We ported the weights for a model that consists of a VGG16 encoder and a reversed VGG16 decoder, but the results we are getting are different. The output is a saliency map in both cases; however, in the ported version there is a drop in performance. We have repeatedly cross checked that there are no mistakes in the architecture.
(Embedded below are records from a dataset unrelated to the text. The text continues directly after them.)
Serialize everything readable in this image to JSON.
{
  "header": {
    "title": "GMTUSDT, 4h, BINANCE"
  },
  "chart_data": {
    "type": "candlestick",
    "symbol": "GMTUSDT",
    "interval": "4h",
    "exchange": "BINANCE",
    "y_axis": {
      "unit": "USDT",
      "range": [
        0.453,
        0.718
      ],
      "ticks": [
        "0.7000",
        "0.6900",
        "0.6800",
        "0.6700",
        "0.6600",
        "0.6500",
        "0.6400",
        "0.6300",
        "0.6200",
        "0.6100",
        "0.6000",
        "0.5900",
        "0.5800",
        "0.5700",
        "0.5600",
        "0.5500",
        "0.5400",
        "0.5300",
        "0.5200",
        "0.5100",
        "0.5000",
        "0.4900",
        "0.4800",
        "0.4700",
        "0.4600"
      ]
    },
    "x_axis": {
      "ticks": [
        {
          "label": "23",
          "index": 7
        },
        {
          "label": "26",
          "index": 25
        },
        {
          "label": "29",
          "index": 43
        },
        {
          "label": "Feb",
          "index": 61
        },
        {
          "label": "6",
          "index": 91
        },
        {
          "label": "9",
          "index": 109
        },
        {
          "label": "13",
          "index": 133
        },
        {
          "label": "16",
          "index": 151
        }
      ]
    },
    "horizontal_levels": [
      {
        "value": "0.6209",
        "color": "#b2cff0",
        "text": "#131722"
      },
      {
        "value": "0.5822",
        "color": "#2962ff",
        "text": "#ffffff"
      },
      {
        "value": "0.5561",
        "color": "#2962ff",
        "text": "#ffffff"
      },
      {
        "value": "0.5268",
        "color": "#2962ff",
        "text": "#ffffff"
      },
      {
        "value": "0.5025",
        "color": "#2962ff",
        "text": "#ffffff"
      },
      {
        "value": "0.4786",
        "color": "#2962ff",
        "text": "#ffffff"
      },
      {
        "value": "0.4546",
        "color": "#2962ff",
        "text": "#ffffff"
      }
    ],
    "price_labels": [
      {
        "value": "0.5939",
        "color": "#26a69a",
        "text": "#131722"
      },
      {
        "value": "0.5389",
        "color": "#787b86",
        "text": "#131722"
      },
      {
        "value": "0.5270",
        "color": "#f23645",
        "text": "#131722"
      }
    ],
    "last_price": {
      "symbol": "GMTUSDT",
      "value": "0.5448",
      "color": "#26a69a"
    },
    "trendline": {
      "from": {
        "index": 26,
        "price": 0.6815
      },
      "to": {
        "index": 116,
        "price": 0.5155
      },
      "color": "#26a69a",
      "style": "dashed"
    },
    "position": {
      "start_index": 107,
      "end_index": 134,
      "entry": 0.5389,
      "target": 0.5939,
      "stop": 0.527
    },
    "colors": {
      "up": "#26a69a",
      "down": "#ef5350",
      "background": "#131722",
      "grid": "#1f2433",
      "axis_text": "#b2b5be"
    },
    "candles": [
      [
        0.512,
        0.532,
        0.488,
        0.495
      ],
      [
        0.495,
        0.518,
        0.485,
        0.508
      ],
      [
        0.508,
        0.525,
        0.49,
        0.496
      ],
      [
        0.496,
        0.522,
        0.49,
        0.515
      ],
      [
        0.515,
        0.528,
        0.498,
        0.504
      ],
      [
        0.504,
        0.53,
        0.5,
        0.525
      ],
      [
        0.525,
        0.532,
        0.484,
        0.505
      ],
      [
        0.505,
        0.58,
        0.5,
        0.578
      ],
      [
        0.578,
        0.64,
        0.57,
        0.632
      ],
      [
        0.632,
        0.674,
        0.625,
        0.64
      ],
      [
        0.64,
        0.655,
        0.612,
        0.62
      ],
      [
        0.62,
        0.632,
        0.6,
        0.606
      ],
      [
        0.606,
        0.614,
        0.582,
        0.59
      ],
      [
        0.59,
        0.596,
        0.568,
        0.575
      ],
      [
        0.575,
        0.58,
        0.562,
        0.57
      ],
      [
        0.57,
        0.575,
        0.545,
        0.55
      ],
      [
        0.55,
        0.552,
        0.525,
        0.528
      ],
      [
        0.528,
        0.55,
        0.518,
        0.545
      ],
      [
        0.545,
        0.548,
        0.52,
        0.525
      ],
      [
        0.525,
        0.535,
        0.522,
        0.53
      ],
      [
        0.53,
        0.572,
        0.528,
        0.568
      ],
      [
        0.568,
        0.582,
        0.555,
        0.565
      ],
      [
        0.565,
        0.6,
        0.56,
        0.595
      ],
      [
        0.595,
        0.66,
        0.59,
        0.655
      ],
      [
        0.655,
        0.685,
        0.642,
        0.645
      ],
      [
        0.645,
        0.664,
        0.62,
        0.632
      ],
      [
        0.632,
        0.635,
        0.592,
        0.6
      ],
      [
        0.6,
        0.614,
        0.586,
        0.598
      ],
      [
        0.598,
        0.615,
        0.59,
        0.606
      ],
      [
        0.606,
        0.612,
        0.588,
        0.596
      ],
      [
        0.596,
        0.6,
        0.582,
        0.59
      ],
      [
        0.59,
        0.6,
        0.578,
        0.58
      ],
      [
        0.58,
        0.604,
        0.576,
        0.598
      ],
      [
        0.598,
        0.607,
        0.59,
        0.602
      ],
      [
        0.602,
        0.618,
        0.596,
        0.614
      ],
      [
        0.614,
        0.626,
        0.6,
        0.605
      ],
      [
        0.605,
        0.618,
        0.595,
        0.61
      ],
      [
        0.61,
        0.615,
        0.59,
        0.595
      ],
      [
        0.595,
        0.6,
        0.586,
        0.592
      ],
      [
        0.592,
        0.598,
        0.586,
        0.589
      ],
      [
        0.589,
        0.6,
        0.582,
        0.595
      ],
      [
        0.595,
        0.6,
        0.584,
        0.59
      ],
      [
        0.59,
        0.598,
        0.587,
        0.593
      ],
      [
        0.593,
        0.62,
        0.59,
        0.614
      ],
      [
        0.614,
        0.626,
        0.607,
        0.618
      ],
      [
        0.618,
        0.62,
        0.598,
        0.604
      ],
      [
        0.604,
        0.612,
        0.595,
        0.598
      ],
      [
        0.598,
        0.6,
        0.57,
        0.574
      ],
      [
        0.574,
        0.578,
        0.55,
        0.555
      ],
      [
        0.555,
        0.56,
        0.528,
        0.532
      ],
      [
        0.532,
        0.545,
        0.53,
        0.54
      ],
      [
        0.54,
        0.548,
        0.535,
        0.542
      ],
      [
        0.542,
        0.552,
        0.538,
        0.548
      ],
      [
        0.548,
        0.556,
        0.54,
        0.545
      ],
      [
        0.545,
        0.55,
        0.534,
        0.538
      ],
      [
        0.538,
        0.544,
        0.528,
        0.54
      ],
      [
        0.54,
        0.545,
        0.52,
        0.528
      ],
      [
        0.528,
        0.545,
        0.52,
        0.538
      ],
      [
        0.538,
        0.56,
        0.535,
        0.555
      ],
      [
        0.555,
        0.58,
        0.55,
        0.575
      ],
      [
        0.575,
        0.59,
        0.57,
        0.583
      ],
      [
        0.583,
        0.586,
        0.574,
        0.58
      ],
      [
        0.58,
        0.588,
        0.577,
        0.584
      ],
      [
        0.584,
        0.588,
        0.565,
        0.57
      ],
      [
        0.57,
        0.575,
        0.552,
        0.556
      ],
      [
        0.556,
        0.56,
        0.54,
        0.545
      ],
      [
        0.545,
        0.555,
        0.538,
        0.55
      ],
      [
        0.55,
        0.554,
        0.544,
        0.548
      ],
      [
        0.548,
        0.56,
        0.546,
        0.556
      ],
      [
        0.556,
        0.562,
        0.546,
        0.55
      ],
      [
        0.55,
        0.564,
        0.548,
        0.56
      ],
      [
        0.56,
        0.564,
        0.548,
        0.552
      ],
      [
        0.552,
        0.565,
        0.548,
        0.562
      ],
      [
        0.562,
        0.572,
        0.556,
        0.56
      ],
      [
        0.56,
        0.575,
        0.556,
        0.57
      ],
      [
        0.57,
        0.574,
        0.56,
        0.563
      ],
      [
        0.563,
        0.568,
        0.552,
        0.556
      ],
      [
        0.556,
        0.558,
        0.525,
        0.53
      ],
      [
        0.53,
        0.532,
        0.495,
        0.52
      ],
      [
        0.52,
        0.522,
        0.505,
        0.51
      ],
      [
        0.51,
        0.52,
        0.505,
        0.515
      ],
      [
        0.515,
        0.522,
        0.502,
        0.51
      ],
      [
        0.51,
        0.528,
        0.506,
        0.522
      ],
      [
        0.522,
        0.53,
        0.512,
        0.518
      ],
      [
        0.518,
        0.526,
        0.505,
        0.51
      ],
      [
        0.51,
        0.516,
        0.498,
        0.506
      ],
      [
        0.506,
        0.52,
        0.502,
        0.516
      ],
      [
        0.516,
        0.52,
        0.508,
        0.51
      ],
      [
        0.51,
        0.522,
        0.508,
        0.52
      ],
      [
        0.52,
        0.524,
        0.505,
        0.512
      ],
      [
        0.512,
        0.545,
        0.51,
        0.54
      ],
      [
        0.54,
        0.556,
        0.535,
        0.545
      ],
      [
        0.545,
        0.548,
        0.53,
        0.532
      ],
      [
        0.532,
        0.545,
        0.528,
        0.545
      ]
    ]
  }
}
The operations included are essentially Convolution, Upsampling , ReLU and a Sigmoid
The types of operations for the decoder part are a repetition of the following commands only in different scales:
Lasagne
Conv2dLayer(net[‘conv5_3’], 512, 3, pad=1) #applies ReLU
Upscale2DLayer(net[‘uconv5_1’], scale_factor=2)
PyTorch
Conv2d(512, 512, kernel_size=(3, 3), stride=(1, 1), padding=(1, 1)),
ReLU()
Upsample(scale_factor=2, mode=‘nearest’),
The encoder part is in both cases loaded from VGG16
Lasagne
encoder = vgg16.build(input_height, input_width, input_var)
PyTorch
original_vgg16 = vgg16()
# select only convolutional layers
encoder = torch.nn.Sequential(*list(original_vgg16.features)[:30])
Since the skeleton should be the same, I was wondering what might explain this behavior. Is something known to be happening differently, if only slightly, between these 2 libraries in the any of the operations I mentioned? My search didn’t yield something in this regard.